The workshop participants desire acceptance in a work community that values and supports them and want to receive recognition for their vocational competence and as good workers. Hence, ‘professionalism’ appears to constitute the source of vocational students’ sense of both societal and self-acceptance. For the students, finding a job in one’s own field and being recognised as a qualified worker connote success as a worker-citizen, providing the means with which to live a decent life (Tolonen 2008; Maunu 2018; Nikunen and Korvajärvi 2020, 8–9). These observations resonate with Nussbaum’s (2011, 39) theory, according to which the opportunity to develop the capabilities of affiliation and practical reason—that is, to feel like a dignified member of the community and plan one’s own life—are the basis for human dignity. They, moreover, suggest that succeeding as a worker-citizen forms a crucial part of the studied students’ visions of societal belonging.

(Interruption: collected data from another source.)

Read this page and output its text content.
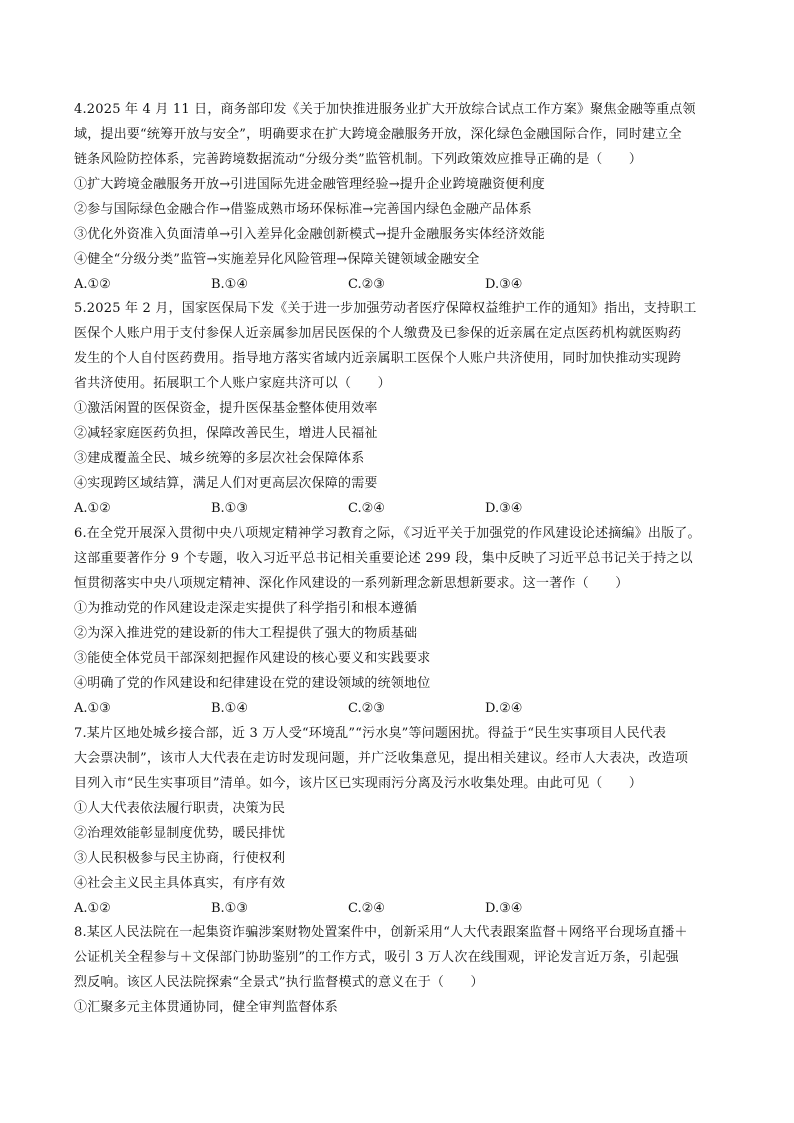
4.2025 年 4 月 11 日，商务部印发《关于加快推进服务业扩大开放综合试点工作方案》聚焦金融等重点领
域，提出要“统筹开放与安全”，明确要求在扩大跨境金融服务开放，深化绿色金融国际合作，同时建立全
链条风险防控体系，完善跨境数据流动“分级分类”监管机制。下列政策效应推导正确的是（　　）
①扩大跨境金融服务开放→引进国际先进金融管理经验→提升企业跨境融资便利度
②参与国际绿色金融合作→借鉴成熟市场环保标准→完善国内绿色金融产品体系
③优化外资准入负面清单→引入差异化金融创新模式→提升金融服务实体经济效能
④健全“分级分类”监管→实施差异化风险管理→保障关键领域金融安全
A.①②	B.①④	C.②③	D.③④
5.2025 年 2 月，国家医保局下发《关于进一步加强劳动者医疗保障权益维护工作的通知》指出，支持职工
医保个人账户用于支付参保人近亲属参加居民医保的个人缴费及已参保的近亲属在定点医药机构就医购药
发生的个人自付医药费用。指导地方落实省域内近亲属职工医保个人账户共济使用，同时加快推动实现跨
省共济使用。拓展职工个人账户家庭共济可以（　　）
①激活闲置的医保资金，提升医保基金整体使用效率
②减轻家庭医药负担，保障改善民生，增进人民福祉
③建成覆盖全民、城乡统筹的多层次社会保障体系
④实现跨区域结算，满足人们对更高层次保障的需要
A.①②	B.①③	C.②④	D.③④
6.在全党开展深入贯彻中央八项规定精神学习教育之际，《习近平关于加强党的作风建设论述摘编》出版了。
这部重要著作分 9 个专题，收入习近平总书记相关重要论述 299 段，集中反映了习近平总书记关于持之以
恒贯彻落实中央八项规定精神、深化作风建设的一系列新理念新思想新要求。这一著作（　　）
①为推动党的作风建设走深走实提供了科学指引和根本遵循
②为深入推进党的建设新的伟大工程提供了强大的物质基础
③能使全体党员干部深刻把握作风建设的核心要义和实践要求
④明确了党的作风建设和纪律建设在党的建设领域的统领地位
A.①③	B.①④	C.②③	D.②④
7.某片区地处城乡接合部，近 3 万人受“环境乱”“污水臭”等问题困扰。得益于“民生实事项目人民代表
大会票决制”，该市人大代表在走访时发现问题，并广泛收集意见，提出相关建议。经市人大表决，改造项
目列入市“民生实事项目”清单。如今，该片区已实现雨污分离及污水收集处理。由此可见（　　）
①人大代表依法履行职责，决策为民
②治理效能彰显制度优势，暖民排忧
③人民积极参与民主协商，行使权利
④社会主义民主具体真实，有序有效
A.①②	B.①③	C.②④	D.③④
8.某区人民法院在一起集资诈骗涉案财物处置案件中，创新采用“人大代表跟案监督＋网络平台现场直播＋
公证机关全程参与＋文保部门协助鉴别”的工作方式，吸引 3 万人次在线围观，评论发言近万条，引起强
烈反响。该区人民法院探索“全景式”执行监督模式的意义在于（　　）
①汇聚多元主体贯通协同，健全审判监督体系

It can consequently be asked whether vocational education aims to guarantee students’ sense of societal belonging by helping them attain the ideal of the worker-citizen, and if this is so, how does that affect the experience of acceptance among those who cannot or refuse to fulfil this ideal. Following Nussbaum’s (2011, 40) interpretation of CA, vocational education’s responsibility to vocational students goes beyond the objective of paid employment, also touching on their sense of belonging and social participation. Therefore, vocational education institutions must work to guarantee at least the threshold level of social equality among students regardless of whether their transition to work succeeds or not (Edgell and Graham 2017, 1205).

In the same vein as Wood (2017, 1186), this paper argues that Finnish vocational education’s narrow way of understanding societal participation via worker-citizenship impacts students’ visions of how they can belong to society. Worker-citizenship is not completely a negative construct, because, for many vocational students, it can be an important resource of belonging. However, it is a resource only if young people are able to and want to meet its standards. As May (2011, 374; 2013, 150) has argued, because the concept of belonging is sensitive to change, using it allows us to ask how and to whom we can ensure belonging, especially when society is changing. The findings of this paper contribute to discussing how vocational education can support students’ actual potential to find paid employment as expected and desired (whether full-time, part-time or entrepreneurship).

When interpreting the results, it is important to remember that young people enter vocational education from diverse backgrounds and that employment prospects vary considerably by degree field. It is also noteworthy that the assignment in the workshops was oriented around the transition to working life and may have strengthened the role of paid employment in the analysis. It may be that the research situation or methods led some of the participants to overemphasise paid employment. For instance, it seemed as if the students were attempting to convince the interviewer of their decency as ‘worker-citizens’ (see Ågren et al. 2020). These are interesting points, nevertheless, in the light of the research questions. The themed interview questions helped the interviewers broaden the topics discussed beyond paid employment.

In conclusion, this paper poses an important and timely question for future research. How can vocational education and society in general support vocational education graduates, particularly their sense of societal belonging, prior to their uncertain transition to working life? This is a particularly relevant question considering the negative effects of the insecure labour market on young people’s well-being and opportunities to plan for their future (Vancea and Utzet 2018; Cuervo and Chesters 2019).